То есть всё и было рассчитано на моё уничижение и уничтожение.
Рассчитано, конечно, вне воли и желания какого-либо конкретного человека. Атеизм вызвал разрушение религиозного строя, высшей организации духовной жизни. Новый строй возник как расстройство, как хаотичное разрастание отдельных фрагментов разрушенного мировоззрения. Так аскетический идеал был воспринят официальной идеологией как идеал духовного обеднения, а в русской душе, веками настраиваемой на монастырь, примитивная пуританская демагогия нашла свой архетипический резонанс. Такая же обломочность, переплетённость проросших развалин характерна и для других аспектов наспех сколоченной советской религийки. Если мощные стволы великих религий вырастали естественно, создавались тысячелетиями и очень органично включались в душу человека, необычайно усиливали и облагораживали её природные свойства, то советская религия это бутафорское дерево, собранное из засохших веточек спиленного христианства. Вместо ствола – нихиль, пустота. Разумеется, несуществующие корни сего «растения» лежат в христианстве, это продукт христианства. И вот отдельные ветви, выломанные из христианского религиозного древа, они не умерли ещё, а как-то полусонно, вяло живут, растут. И вопрос вопросов: примутся ли, пустят ли корни в конце концов или так новое русское сознание и погаснет в сумеречном сне? Речь идёт, таким образом, о религиозном возрождении. Для меня, как личности, этот путь невозможен. В конечном счете я могу прийти в церковь, но куда же мне девать моё детство, лишённое светлых образов религиозного опыта, этой основы православия? Или кто мне вернёт мою юность с её сложной и запущенной душевной жизнью, но жизнью совершенно вне категории любви? Вообще, как мне вместить разросшееся мышление под церковный купол, если душа моя искажена (837), деформирована, просто во многом инфантильна, недоразвита?
831
Примечание к №696
Чехов вздохнул, повертел в руках ладью-Суворина и пожертвовал за лучшую позицию.
Это было Главным Предательством Чехова. Он предавал всю жизнь, но с Сувориным случай был особый. Это сложное, заглушечное предательство. Слишком многим был Чехов обязан этому человеку, ставшему ему в известный период почти отцом.
Чехов уже в 28 лет стал готовить предательство, интимно шептал на ушко своей будущей жертве:
«Вообще в денежных делах я до крайности мнителен и лжив против воли. Скажу нам откровенно и между нами: когда я начинал работать в „Новом времени“, то почувствовал себя в Калифорнии и дал себе слово писать возможно чаще… (Но постепенно) я стал бояться, чтобы наши отношения не были омрачены чьей-нибудь мыслью, что Вы нужны мне как издатель, а не как человек и проч. и проч. Всё это глупо, оскорбительно и доказывает только, что я придаю большое значение деньгам, но ничего я с собой не поделаю… Это не значит, что я отношусь к Вам душевнее и искреннее, чем другие; это значит, что я страшно испорчен тем, что родился, вырос, учился и начал писать в среде, в которой деньги играют безобразно большую роль. Простите за эту неприятную откровенность».

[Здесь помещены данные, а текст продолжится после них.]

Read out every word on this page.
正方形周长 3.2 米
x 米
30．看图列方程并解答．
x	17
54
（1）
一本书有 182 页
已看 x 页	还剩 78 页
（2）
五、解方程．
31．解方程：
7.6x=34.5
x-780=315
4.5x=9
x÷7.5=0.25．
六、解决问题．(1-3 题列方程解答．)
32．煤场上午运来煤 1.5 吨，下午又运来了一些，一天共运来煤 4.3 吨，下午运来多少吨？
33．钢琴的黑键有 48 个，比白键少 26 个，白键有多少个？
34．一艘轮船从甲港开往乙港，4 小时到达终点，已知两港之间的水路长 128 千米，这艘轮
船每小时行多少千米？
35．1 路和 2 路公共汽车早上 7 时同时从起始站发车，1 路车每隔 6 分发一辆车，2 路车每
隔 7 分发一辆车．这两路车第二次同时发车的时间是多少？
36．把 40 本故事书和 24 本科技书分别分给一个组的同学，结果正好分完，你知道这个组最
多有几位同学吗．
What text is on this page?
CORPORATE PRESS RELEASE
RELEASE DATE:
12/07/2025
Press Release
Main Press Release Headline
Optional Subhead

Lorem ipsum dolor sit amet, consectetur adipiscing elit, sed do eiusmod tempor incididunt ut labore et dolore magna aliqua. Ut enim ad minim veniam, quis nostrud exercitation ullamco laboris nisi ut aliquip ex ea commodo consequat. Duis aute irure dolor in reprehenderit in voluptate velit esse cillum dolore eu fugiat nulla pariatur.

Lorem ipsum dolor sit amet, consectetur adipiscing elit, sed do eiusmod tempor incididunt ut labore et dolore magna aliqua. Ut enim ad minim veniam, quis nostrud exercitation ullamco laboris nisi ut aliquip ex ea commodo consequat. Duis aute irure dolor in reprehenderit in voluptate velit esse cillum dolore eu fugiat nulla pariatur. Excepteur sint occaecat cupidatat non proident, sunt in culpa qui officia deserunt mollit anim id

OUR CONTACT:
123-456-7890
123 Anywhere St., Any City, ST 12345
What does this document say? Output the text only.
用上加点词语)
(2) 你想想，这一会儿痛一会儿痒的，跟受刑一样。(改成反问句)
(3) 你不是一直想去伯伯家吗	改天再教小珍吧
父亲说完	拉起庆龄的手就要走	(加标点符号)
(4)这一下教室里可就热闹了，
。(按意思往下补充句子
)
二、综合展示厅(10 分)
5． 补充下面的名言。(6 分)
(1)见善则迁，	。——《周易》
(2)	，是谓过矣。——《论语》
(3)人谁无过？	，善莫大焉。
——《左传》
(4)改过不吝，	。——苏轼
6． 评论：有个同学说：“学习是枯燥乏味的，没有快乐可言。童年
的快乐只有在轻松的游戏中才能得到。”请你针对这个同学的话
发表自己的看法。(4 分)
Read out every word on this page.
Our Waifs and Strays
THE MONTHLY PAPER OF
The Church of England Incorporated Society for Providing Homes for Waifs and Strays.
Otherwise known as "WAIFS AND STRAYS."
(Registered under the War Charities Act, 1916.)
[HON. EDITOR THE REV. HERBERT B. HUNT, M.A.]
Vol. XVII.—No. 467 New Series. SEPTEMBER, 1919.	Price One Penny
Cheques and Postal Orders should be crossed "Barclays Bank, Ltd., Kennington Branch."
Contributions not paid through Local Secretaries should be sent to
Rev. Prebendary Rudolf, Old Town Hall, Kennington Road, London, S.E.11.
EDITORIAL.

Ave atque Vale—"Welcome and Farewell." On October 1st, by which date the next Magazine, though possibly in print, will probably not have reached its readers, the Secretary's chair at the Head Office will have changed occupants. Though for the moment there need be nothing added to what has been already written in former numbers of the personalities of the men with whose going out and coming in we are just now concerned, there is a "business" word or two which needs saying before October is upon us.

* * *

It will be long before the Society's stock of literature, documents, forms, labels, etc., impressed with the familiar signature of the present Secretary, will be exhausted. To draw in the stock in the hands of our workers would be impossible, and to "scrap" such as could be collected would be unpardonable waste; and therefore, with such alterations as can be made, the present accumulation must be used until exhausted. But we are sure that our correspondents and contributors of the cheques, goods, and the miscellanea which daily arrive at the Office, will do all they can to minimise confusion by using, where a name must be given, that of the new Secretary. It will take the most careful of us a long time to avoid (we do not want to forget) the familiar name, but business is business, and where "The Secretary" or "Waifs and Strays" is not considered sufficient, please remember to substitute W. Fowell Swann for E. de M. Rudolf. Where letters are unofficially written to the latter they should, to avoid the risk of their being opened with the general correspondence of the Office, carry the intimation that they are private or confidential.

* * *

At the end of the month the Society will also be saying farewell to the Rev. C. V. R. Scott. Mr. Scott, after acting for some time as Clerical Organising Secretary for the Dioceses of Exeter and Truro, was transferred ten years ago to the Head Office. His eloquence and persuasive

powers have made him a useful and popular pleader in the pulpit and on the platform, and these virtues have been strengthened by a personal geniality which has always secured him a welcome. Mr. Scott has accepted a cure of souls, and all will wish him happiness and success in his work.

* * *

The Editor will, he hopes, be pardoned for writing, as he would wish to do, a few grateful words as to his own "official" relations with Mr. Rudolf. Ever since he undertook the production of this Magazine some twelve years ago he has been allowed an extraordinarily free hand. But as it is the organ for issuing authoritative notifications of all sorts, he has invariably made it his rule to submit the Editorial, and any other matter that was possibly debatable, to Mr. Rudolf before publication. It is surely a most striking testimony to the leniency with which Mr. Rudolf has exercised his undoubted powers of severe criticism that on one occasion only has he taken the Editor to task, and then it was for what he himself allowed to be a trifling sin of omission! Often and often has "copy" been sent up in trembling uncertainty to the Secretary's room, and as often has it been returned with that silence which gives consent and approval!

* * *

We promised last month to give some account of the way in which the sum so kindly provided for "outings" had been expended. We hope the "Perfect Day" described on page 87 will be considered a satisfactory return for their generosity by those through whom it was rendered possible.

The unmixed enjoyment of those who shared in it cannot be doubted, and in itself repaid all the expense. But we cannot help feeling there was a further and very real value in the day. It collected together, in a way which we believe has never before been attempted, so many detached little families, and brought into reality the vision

Дело здесь не собственно в деньгах, а в том, что Чехову Суворин оказывал одолжение. Суворин постоянно скашивал Чехову долги, делал дорогие подарки, оплачивал заграничные поездки. Суворин при этом стеснялся своего богатства, Чехов же делал вид, что ничего не замечает и часто якобы наивно косвенным образом просил денег у своего друга. Например, Суворин приглашает Чехова в Париж, а Чехов: «Я бы поехал, да денег нет». Значительная часть их переписки на таких намёках построена. Как издатель, Суворин не только на Чехове не наживался, а, пожалуй, тот влетал ему в копеечку. Это были странные, построенные на взаимных умолчаниях отношения, на самом деле деликатность и наивность которых постороннему наблюдателю совсем не понятна. Тут «третий лишний» и всякие разговоры, что Суворин наживался на Чехове или Чехов превратил Суворина в дойную корову, лишены смысла. Чтобы почувствовать суть этих отношений, надо очень хорошо знать суть русского отношения к деньгам, надо знать, что Суворин, например, всю жизнь боялся своих денег, мучился, что он слишком много их тратит, а они «не им заработаны» и т. д. Тут много разных нюансов, европейцу совсем не понятных.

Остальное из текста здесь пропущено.